Co-marketing creates special problems under the law. As an example, attorneys described a scenario in which a hotel chain that is offering a 25% discount receives an opt-out from a customer. That company might find itself in trouble if a travel agency partner, on its own, decides to highlight the same offer within the 30-days window, using contact information it obtained from the hotel chain.

Companies that conduct joint marketing should seek indemnification from their partners as protection against CAN-SPAM violations, Kennedy recommended. Compliance mechanisms should be put in place even for so-called viral marketing programs, in which a current customer receives consideration for referring a friend to the company.

The new law regulates e-mail with the "primary purpose" of advertising, but that phrase is not specifically defined.

The attorneys had no guidance as to how much of the content in a communiqué— such as an electronic newsletter sent by advertisers, possibly including cable companies — must be informational to allow it to escape the new law's notification strictures. "Transactional" and "relationship" messages do not fit the definition of commercial spam, but those labels are also subject to interpretation.

The Federal Trade Commission is charged with tackling some of these questions.
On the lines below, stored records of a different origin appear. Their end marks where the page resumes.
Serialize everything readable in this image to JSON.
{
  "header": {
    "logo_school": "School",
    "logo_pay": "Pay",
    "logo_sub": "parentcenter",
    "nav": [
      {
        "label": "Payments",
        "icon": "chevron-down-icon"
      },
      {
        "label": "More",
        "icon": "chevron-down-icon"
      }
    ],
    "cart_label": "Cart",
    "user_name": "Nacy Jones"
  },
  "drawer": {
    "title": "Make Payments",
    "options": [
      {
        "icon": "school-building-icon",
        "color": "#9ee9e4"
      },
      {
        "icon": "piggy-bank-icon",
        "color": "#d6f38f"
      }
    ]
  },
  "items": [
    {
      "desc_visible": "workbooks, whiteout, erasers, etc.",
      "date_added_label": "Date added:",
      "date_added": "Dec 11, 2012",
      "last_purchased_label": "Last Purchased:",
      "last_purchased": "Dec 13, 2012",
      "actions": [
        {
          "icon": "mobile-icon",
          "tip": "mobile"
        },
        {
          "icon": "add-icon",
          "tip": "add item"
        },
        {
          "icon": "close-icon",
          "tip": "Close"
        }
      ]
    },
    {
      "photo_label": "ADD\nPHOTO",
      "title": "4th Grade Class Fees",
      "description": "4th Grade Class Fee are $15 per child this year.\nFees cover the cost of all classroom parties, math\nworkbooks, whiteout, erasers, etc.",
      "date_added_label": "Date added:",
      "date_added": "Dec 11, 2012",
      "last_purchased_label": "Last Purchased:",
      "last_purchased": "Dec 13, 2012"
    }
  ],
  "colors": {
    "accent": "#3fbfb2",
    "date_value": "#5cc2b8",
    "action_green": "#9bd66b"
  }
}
Over the next two years, it will conduct a rule-making to define "primary purpose" and "transactional messages"; determine if the 10-day opt-out window needs to be modified; and decide whether or not ADV needs to appear in subject lines of all commercial e-mail messages.


In the meantime, attorneys advise their clients to comply with the law. Even in instances in which companies are approved to contact a customer, messages should include the opt-out policy and some physical address.

The e-mail need not be branded as an advertisement if contact consent has been given, but attorneys advise companies to get e-mail specific consent. It is unwise to place the opt-out information within a company's policy page on its own Web site and require a customer to seek it out using via hyperlink, they added.

Companies that violate the new spam policy could be subject to fines as high as $3 million, and damages can be trebled if a court determines violations to be egregious.